Social Phobias

Rain_Girl
Community Member

Hey guys

Just wondering what social phobias some of you might have. 

one of mine is when I'm buying food... I often have to get my partner to do it for me because I feel really backed up in a corner for some reason. 

On the other hand, sometimes I'm perfectly confident but as my partner knows of it he might bring it up and I get upset and back out. It's really embarrassing and seems silly, but it is a real problem. Another one is phone calls. I think its a judgment or embarrassment thing. I'm not too sure. All i know is from an early age i would rely on my younger sister when it came to us going into shops.

 

Hope to hear from you all xoxo 


2 Replies 2

JessF
Valued Contributor
Valued Contributor
Hello Rain Girl, I have been known to have panic attacks in supermarkets, and I dread going into furniture and appliance stores because of being bothered within ten seconds by someone harassing you and wanting to you what you want. Then when you want to actually buy something you invariably can't find anyone!

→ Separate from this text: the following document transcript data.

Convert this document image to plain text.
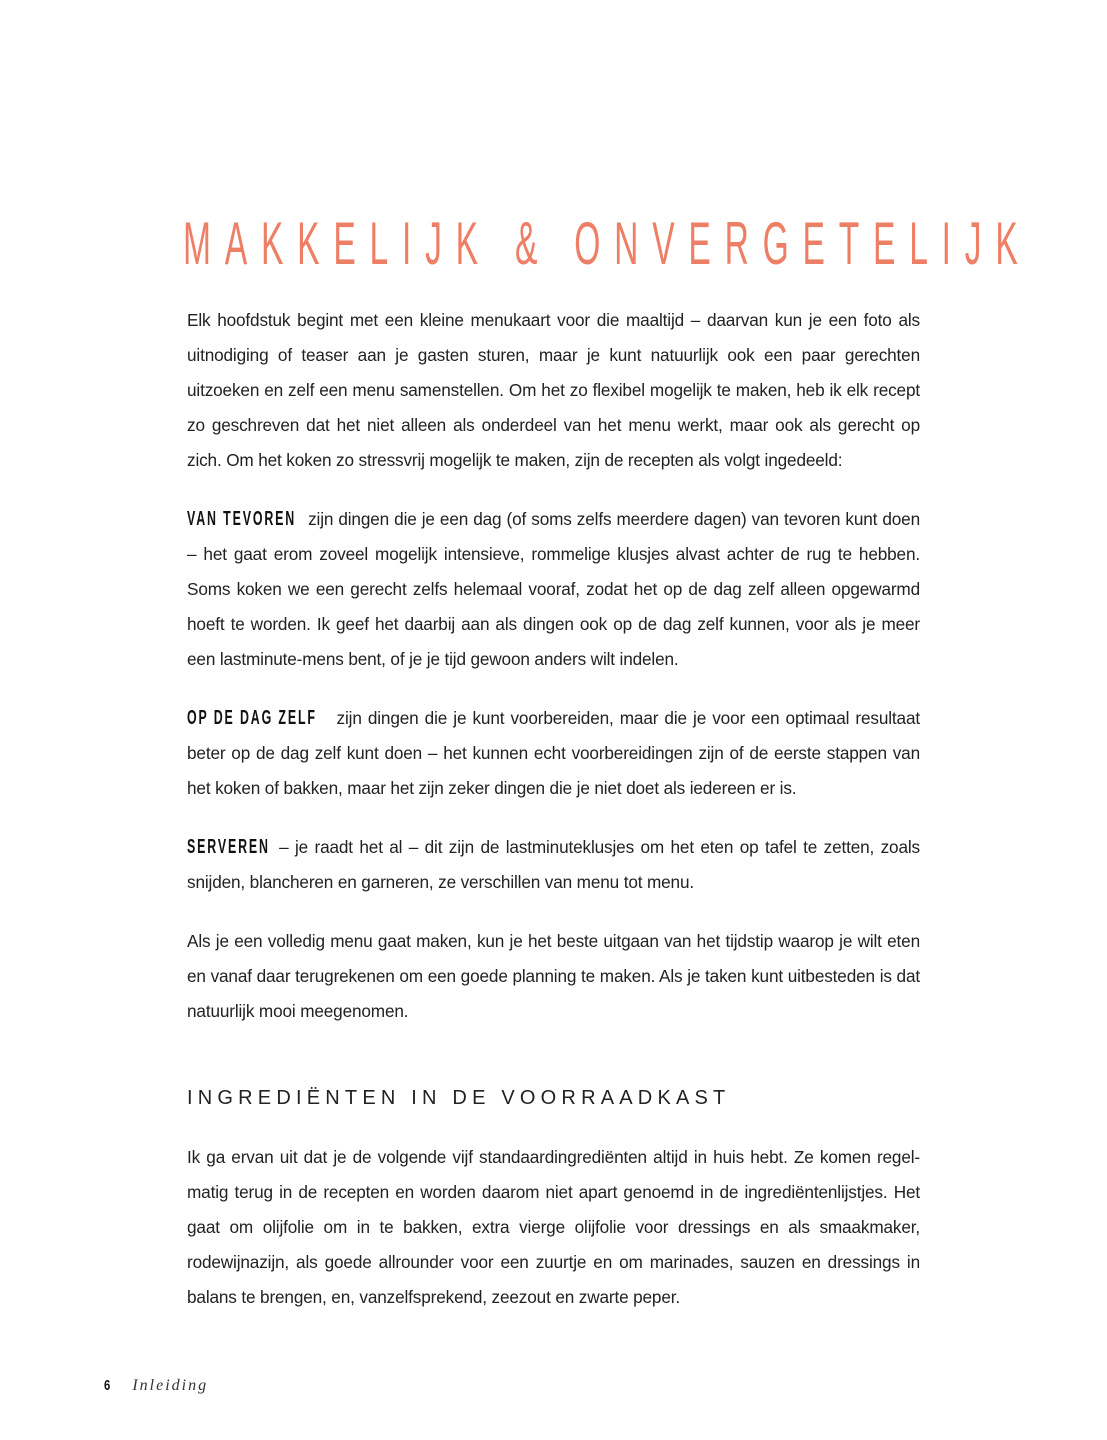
MAKKELIJK & ONVERGETELIJK

Elk hoofdstuk begint met een kleine menukaart voor die maaltijd – daarvan kun je een foto als uitnodiging of teaser aan je gasten sturen, maar je kunt natuurlijk ook een paar gerechten uitzoeken en zelf een menu samenstellen. Om het zo flexibel mogelijk te maken, heb ik elk recept zo geschreven dat het niet alleen als onderdeel van het menu werkt, maar ook als gerecht op zich. Om het koken zo stressvrij mogelijk te maken, zijn de recepten als volgt ingedeeld:

VAN TEVOREN zijn dingen die je een dag (of soms zelfs meerdere dagen) van tevoren kunt doen – het gaat erom zoveel mogelijk intensieve, rommelige klusjes alvast achter de rug te hebben. Soms koken we een gerecht zelfs helemaal vooraf, zodat het op de dag zelf alleen opgewarmd hoeft te worden. Ik geef het daarbij aan als dingen ook op de dag zelf kunnen, voor als je meer een lastminute-mens bent, of je je tijd gewoon anders wilt indelen.

OP DE DAG ZELF zijn dingen die je kunt voorbereiden, maar die je voor een optimaal resultaat beter op de dag zelf kunt doen – het kunnen echt voorbereidingen zijn of de eerste stappen van het koken of bakken, maar het zijn zeker dingen die je niet doet als iedereen er is.

SERVEREN – je raadt het al – dit zijn de lastminuteklusjes om het eten op tafel te zetten, zoals snijden, blancheren en garneren, ze verschillen van menu tot menu.

Als je een volledig menu gaat maken, kun je het beste uitgaan van het tijdstip waarop je wilt eten en vanaf daar terugrekenen om een goede planning te maken. Als je taken kunt uitbesteden is dat natuurlijk mooi meegenomen.

INGREDIËNTEN IN DE VOORRAADKAST

Ik ga ervan uit dat je de volgende vijf standaardingrediënten altijd in huis hebt. Ze komen regel-matig terug in de recepten en worden daarom niet apart genoemd in de ingrediëntenlijstjes. Het gaat om olijfolie om in te bakken, extra vierge olijfolie voor dressings en als smaakmaker, rodewijnazijn, als goede allrounder voor een zuurtje en om marinades, sauzen en dressings in balans te brengen, en, vanzelfsprekend, zeezout en zwarte peper.

6 Inleiding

Ordering food in restaurants can make me very anxious too.

libertine
Community Member

Yes, been there with both the telephone avoidance and the checkout stress.  It was really bad there for about 5 years or so - I got to the point where I would just sit in the car while my boyfriend ran in to do the shopping, and eventually I couldn't leave the house to even go out to the mailbox.  I was diagnosed with Social Anxiety Disorder (terrible acronym - S.A.D.) which is very similar to what you're talking about - the fear of judgement and embarrassment - although it's probably worth asking a psychologist if this is what you are dealing with.  

I have a theory (take this with a grain of salt!) that socially anxious people are just more attuned to picking up the subtlety in social interactions, so naturally we worry about telephone calls (where you can't see the non-verbal communication cues) and shops (where the exchange is kind of manufactured).  You sound like a sensitive and self-aware person so be gentle on yourself.  Only other advice I can offer is don't let yourself back out of the situations cause of the stress - that's when it gets harder.  That probably sounds like the opposite of being kind to yourself, but I guess I mean do small steps - start off by just standing next to your partner at the shop counter; go to a quiet shop to practice; try to make one telephone call a day - even if it's just to ask about the bus timetable for a bus you're not going to catch.  Only one step at a time though - that's being gentle with yourself.  Good luck!